Implementing an effective long term integrated healthcare programme can bring numerous benefits, comments Lawrence Somerset’s Sabey.
She says: “The emphasis is not so much on simple cost-saving devices but on looking more deeply at the real costs and benefits. This means taking in a much broader definition of health – and understanding that the structure of a scheme can itself be a source of savings.”
A further development in the large corporate market is self insurance. Some 8% of the corporate market is currently self insured and this figure is rising.
She says that health trusts are increasingly being recognised as a way to structure medical expense provision: “These can provide great flexibility in the types of benefits provided and to avoid insurance premium tax which is expected to rise as it harmonises with other European countries.”
But advising on this is a complex area and maybe beyond the grasp of some intermediaries.
Sedgwick Noble Lowndes is one of the largest specialists in this area. Managing director Mick Jones says: “We can advise clients on tax efficient trusts and see this as a growing area.”
Sedgwick Noble Lowndes is a strong believer in integrated healthcare, but Jones says the market is being held back by “short-termism’.
“It is vital companies apply risk management concepts to their healthcare strategies if to avoid future losses,” he asserts.
The move towards integrated healthcare is favoured by the large PMI providers. Aidan Taylor, corporate marketing manager of Guardian Health, which recently took over PPP, says the aim is to offer large clients a “seamless service”.
He says his company is working towards being able to offer clients a range of services beyond health insurance. Helplines, he says, are an example of this, and he adds that the aim will be to offer major clients a dedicated team to manage all healthcare needs.
“Traditionally insurers have always thought about the product sale, but we must do more than that now. We must provide what our customers want.” But since Guardian wants to work with small intermediaries as well as large specialists, Taylor does not believe in criticising the smaller player. “We believe more brokers should be selling healthcover,” he argues.
Of course using a large employee benefits consultant will cost the client more in the short term. AON’s Dean concedes that his firm’s fees are probably higher than those charged by a PMI broker. But, he says, when looked at over a period of time, it is highly likely costs will be reduced as a result of integrated healthcare advice.
If the concept of integrated care takes off, small intermediaries will be reluctant to take a back seat. Glen Smith is an intermediary at small healthcare specialist, Healthcare Partners, in Bushey, Hertfordshire. He has a number of corporate clients, and says all are highly satisfied with the service he provides.

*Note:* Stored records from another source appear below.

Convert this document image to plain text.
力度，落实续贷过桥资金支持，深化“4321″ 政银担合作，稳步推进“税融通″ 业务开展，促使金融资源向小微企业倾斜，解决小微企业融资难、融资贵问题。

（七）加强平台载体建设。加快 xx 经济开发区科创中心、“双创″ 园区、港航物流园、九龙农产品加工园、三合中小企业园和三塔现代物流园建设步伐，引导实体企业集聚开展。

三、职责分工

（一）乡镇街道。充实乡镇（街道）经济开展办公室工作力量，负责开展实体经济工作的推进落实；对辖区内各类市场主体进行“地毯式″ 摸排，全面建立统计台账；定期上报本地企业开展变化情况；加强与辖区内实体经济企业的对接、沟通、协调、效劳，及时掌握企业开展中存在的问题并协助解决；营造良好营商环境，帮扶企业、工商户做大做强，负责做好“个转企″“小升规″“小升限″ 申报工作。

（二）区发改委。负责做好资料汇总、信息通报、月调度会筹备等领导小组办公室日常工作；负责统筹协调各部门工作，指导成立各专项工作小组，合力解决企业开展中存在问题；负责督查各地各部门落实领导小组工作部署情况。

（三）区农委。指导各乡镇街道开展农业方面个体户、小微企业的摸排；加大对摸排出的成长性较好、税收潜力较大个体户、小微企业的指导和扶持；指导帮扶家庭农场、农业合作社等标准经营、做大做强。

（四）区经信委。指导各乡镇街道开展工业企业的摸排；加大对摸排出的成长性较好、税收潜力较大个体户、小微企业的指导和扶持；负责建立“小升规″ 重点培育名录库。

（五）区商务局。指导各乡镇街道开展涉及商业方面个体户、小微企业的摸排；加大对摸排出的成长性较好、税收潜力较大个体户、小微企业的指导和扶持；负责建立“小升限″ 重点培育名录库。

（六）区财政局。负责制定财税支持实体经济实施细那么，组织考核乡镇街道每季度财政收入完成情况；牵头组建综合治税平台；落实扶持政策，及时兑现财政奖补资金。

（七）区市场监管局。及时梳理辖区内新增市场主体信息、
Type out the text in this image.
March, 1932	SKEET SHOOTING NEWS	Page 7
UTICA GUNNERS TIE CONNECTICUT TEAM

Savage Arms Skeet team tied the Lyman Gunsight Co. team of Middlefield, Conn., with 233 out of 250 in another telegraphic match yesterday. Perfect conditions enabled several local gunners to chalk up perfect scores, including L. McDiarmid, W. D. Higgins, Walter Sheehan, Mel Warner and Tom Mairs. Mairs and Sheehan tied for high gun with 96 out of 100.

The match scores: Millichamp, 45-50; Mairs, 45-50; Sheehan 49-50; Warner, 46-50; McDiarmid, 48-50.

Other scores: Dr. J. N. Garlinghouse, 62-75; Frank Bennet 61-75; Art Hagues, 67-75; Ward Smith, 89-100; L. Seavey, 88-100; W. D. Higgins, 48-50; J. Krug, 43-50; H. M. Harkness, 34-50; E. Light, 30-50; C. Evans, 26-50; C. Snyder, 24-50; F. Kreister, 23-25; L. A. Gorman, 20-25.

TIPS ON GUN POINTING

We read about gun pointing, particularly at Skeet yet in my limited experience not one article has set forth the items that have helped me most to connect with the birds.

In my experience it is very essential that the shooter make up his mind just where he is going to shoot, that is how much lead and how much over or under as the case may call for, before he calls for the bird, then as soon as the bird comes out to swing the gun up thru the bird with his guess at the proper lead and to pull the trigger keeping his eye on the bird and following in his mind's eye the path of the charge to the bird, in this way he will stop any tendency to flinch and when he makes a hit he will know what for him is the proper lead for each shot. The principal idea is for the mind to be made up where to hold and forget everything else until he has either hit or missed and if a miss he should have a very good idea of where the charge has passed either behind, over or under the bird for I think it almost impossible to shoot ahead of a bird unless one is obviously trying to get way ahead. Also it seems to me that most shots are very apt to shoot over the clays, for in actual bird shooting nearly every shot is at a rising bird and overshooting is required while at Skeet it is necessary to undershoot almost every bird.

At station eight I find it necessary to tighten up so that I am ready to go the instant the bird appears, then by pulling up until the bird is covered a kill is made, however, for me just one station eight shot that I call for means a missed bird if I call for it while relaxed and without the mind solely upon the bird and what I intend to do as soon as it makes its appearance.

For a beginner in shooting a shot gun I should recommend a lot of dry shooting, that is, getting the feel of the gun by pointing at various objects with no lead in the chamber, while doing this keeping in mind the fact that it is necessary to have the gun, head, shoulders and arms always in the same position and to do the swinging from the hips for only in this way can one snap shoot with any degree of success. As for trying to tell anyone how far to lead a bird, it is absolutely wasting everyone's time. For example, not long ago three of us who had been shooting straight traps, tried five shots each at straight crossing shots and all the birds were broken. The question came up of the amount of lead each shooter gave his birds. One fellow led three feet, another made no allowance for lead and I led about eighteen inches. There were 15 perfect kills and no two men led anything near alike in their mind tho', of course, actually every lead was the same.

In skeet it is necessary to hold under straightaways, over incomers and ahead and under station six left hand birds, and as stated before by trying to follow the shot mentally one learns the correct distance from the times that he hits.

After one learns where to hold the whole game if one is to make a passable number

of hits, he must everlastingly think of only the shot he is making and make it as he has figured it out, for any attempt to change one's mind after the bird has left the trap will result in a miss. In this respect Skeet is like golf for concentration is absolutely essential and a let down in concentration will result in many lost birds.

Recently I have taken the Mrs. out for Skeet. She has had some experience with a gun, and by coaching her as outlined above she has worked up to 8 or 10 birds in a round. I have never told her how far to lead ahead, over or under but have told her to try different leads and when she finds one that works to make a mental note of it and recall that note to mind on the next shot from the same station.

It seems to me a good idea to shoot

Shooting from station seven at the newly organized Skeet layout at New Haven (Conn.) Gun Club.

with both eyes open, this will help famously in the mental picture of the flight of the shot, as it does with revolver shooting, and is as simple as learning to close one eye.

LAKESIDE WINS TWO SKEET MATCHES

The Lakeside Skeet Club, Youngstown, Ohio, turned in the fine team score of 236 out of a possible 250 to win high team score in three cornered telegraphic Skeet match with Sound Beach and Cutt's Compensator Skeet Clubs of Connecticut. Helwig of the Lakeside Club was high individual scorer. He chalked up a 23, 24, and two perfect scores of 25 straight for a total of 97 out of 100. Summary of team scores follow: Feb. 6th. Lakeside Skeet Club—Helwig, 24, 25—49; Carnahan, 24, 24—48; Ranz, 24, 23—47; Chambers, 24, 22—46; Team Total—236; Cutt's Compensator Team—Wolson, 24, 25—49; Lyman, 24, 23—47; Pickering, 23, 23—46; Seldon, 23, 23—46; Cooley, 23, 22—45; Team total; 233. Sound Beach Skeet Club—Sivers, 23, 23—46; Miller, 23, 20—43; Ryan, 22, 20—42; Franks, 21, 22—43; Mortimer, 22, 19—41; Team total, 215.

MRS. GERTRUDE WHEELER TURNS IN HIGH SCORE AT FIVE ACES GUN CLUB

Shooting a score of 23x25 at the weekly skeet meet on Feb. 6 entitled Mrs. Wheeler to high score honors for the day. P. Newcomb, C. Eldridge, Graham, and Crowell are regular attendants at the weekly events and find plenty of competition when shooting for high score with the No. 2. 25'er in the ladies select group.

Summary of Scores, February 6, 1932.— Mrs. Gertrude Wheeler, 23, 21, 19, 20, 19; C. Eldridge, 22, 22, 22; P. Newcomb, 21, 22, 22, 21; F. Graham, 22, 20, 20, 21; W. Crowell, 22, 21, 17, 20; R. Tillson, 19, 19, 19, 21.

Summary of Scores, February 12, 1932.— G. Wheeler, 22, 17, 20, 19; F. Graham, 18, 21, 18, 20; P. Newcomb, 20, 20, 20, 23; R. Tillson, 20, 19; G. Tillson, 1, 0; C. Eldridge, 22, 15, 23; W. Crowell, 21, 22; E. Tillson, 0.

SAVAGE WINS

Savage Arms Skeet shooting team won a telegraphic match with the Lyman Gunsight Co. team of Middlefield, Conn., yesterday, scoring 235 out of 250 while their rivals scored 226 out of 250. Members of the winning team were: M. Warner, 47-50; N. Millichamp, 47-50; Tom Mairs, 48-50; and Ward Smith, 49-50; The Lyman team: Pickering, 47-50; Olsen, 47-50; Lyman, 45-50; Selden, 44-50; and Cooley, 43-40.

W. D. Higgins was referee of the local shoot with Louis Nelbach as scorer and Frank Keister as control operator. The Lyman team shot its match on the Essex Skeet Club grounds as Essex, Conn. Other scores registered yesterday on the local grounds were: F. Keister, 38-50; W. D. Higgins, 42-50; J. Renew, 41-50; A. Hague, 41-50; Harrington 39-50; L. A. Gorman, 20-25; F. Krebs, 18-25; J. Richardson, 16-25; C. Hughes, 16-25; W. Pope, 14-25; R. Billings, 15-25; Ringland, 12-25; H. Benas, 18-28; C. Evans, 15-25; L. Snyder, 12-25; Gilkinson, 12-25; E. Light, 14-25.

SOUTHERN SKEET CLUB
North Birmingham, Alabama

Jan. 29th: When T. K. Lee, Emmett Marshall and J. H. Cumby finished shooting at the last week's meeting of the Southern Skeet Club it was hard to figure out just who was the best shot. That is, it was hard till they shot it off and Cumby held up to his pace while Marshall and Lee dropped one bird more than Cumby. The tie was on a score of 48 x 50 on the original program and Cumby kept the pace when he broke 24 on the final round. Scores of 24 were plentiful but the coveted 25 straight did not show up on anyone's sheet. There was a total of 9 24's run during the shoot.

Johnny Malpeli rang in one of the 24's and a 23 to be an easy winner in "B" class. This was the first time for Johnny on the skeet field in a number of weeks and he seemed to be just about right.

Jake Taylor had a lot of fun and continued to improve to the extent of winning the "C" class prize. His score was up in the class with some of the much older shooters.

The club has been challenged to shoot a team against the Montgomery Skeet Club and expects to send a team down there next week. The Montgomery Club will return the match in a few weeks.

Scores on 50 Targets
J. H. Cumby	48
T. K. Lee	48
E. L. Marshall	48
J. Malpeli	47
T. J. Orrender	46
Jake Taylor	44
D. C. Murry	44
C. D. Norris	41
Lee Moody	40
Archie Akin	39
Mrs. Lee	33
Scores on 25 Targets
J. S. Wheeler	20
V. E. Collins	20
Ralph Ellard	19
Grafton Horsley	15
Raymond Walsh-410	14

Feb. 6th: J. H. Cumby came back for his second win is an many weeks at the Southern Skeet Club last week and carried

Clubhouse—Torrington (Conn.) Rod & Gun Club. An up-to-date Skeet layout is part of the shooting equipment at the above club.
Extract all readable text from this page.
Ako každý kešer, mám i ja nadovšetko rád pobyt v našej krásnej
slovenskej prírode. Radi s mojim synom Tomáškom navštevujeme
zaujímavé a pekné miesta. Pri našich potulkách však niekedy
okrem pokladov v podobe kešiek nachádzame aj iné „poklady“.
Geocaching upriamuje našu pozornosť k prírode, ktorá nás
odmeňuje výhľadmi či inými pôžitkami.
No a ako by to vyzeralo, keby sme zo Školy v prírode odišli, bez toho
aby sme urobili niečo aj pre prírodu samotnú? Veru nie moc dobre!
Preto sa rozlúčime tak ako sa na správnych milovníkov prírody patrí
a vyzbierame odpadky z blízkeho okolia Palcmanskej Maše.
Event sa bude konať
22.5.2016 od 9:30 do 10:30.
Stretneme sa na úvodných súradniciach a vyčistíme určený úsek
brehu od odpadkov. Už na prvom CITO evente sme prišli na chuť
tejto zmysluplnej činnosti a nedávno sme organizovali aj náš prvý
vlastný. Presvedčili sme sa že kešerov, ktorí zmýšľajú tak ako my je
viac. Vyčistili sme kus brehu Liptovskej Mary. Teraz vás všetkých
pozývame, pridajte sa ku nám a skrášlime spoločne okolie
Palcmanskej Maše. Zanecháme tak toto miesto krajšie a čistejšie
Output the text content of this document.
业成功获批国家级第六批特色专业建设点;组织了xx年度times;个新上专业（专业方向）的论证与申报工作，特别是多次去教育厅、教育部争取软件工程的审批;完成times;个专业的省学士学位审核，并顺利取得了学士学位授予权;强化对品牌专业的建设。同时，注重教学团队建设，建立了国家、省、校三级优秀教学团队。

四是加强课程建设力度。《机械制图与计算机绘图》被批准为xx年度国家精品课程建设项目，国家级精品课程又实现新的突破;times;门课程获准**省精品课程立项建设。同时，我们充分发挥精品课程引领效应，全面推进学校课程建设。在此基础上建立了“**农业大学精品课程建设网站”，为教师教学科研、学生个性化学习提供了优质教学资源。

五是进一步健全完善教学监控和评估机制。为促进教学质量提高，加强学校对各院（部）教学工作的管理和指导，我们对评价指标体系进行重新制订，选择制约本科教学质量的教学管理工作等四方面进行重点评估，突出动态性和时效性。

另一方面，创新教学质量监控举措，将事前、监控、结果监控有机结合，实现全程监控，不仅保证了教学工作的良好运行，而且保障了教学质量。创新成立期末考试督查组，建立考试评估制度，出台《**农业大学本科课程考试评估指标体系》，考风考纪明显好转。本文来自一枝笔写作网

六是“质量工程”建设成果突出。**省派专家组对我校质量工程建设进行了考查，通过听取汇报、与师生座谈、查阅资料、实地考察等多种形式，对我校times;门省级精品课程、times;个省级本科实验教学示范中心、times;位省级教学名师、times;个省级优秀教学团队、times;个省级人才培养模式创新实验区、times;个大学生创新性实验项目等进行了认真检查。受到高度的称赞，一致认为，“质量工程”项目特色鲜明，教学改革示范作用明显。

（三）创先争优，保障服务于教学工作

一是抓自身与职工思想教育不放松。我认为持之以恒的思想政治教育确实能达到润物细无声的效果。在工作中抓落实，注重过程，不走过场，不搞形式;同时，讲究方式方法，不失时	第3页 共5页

“In my view, companies who use fee-based brokers will end up paying more and may not get better service. I work hard on my clients’ behalf to get them the best deal, I am not just adding to their costs.” He points out that with many services such as helplines being provided by outside companies, it is still possible for a small intermediary to offer a co-ordinated approach, using the expertise of external providers.
Many intermediaries may feel integrated healthcare is fine in concept but is likely only to be used by multinational firms. However, they would be advised to think again. AON’s Dean believes the principles of integrated healthcare can be applied by companies with as few as 150 staff. Sedgwick Noble Lowndes says it would also be happy to work with smaller companies.
The message for smaller intermediaries it would seem, is to find out as much as possible about their clients’ needs, and then look to provide a service which does not merely look at PMI cover.
As Sabey of Lawrence Somerset summarises: “The greater the understanding of the different requirements of various types of corporates in terms of insurance, service and care, the better the chance of forming a successful market strategy.”